ChatGPT, Perplexity e mesmo as plataformas generativas ou preditivas fazem mais pirotecnia do que qualquer coisa. São, sim, bons analistas e processadores de enorme quantidade de dados, mas a verdadeira inteligência vai muito além disso – está na capacidade de processar, analisar, refinar (machine learning), intuir qual um cérebro humano (deep learning) e oferecer inovação na área devida.
O israelense Yuval Noah Harari tem um exemplo muito bom em seu livro novo, Nexus.
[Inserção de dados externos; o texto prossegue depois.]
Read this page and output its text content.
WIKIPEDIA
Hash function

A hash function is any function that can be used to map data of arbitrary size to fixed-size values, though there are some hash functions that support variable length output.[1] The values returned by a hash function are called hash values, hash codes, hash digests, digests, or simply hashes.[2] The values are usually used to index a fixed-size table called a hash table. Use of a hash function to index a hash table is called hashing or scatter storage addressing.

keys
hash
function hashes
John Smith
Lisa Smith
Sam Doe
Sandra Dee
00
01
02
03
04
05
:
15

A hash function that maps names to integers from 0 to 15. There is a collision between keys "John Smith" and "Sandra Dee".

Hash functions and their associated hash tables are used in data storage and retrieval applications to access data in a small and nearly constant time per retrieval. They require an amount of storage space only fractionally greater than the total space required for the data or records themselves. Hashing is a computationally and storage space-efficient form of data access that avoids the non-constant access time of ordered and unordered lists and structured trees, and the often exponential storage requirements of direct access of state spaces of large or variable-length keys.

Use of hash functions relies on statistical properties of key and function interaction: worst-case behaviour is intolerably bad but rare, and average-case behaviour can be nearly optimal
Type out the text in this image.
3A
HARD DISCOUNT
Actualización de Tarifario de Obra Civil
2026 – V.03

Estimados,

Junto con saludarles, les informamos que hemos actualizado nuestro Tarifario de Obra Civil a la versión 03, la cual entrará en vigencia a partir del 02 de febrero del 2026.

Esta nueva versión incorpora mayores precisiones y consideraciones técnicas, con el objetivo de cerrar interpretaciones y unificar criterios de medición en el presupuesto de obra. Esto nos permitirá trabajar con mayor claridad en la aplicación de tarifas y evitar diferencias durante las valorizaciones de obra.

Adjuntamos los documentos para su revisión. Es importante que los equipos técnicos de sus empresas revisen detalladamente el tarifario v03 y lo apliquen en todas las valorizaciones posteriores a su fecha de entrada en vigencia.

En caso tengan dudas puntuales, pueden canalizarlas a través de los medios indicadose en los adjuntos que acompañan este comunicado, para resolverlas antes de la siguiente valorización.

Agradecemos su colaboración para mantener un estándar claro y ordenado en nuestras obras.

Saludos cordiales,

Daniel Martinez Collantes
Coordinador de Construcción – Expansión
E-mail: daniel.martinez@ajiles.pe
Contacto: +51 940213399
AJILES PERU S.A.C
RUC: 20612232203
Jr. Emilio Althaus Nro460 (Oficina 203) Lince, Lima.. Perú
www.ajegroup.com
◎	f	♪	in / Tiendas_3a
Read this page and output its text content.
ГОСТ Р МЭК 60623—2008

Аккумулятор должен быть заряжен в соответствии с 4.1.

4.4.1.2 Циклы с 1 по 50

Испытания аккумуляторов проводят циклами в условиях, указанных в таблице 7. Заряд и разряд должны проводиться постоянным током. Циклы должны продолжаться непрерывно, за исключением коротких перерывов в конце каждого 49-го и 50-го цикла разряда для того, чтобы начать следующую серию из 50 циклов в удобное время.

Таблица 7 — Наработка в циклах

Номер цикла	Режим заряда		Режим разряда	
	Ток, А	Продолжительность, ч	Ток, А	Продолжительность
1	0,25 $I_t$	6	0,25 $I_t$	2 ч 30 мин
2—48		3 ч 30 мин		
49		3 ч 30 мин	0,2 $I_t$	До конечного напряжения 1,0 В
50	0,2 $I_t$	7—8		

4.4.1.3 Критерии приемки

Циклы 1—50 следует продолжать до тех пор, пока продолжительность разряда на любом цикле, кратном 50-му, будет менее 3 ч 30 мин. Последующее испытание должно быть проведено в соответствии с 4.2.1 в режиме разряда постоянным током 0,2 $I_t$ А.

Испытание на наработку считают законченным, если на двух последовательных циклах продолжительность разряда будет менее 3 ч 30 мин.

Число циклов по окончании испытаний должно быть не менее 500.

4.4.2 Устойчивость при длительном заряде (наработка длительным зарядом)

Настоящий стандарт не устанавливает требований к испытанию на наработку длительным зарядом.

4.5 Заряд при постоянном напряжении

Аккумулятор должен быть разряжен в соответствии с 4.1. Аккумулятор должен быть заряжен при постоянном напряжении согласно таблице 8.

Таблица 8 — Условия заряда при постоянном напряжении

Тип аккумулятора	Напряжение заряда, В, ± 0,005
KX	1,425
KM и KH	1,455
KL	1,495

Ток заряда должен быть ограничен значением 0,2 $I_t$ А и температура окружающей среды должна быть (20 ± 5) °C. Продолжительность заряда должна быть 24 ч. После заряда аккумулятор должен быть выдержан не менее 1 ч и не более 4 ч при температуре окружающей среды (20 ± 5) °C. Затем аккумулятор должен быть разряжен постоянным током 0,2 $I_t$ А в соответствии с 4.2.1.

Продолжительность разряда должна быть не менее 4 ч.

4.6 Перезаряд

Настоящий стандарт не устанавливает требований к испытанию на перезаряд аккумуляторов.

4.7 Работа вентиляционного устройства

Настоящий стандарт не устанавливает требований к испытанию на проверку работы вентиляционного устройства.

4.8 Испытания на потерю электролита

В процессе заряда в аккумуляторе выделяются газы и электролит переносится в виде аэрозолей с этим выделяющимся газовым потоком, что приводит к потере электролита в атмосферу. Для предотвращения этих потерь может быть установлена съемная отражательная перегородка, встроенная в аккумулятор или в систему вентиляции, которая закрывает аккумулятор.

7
O debute oficial da IA, conforme a acepção do nome, aconteceu em 2016. Bancaram um desafio máquina versus homem no jogo de tabuleiro milenar Go. O boardgame é uma instituição na Ásia, e, devido à complexidade e possibilidades infinitas de movimentos, é tido em conta de representação da vida. Mesmo os especialistas em tecnologia não acreditavam que a máquina levaria a melhor sobre um humano em curto ou médio prazo.
O programa AlphaGo foi treinado absorvendo dados de partidas e aperfeiçoado jogando contra si mesmo para enfrentar o, à época, 18 vezes campeão mundial, o sul-coreano Lee Sedol. Na segunda partida, a máquina utilizou lance que fugiu à lógica humana. Nem especialistas nem o melhor jogador da história entenderam, mas o batizado “movimento 37” definiu o jogo, mostrando-se tão inovador quanto genial. A disputa terminou 4 a 1 para o AlphaGo e é a pedra fundamental do entendimento da capacidade tecnológica.
IA que responde às perguntas, cria textos para trabalhos escolares ou automatiza tarefas é supimpa, mas o verdadeiro valor da tecnologia é apresentar soluções para problemas práticos que beneficiem humanos e que não conseguimos resolver de maneira eficiente.
Essa tarefa está na programação da capacidade analítica dos superprocessadores para questões que importam. Já deixo algumas sugestões. “O mundo possui abundância alimentícia suficiente para que nenhum ser humano durma esta noite com fome. Como podemos equacionar a situação para que isso aconteça?” Ou: “Muitas indústrias estão acabando (pelos avanços tecnológicos) e não haverá ocupação para todos. Como podemos prover renda universal mínima à humanidade diante disso?”.
São perguntas que eu, você e qualquer pessoa com boa intenção faria. Só que essa bola está nos pés de uns bilionários como Sam Altman, CEO da OpenAI, que tem planos para viver eternamente, Peter Thiel, do PayPal, que contratou serviço de criogenia para ser congelado quando morrer (e ressuscitado se pintar a chance), ou Elon Musk, que tem tanto dinheiro quanto deliberada intenção de tirar 10 sozinho em todas as provas. Tenho medo de perguntar à “IA” qual é a chance de que isso aconteça.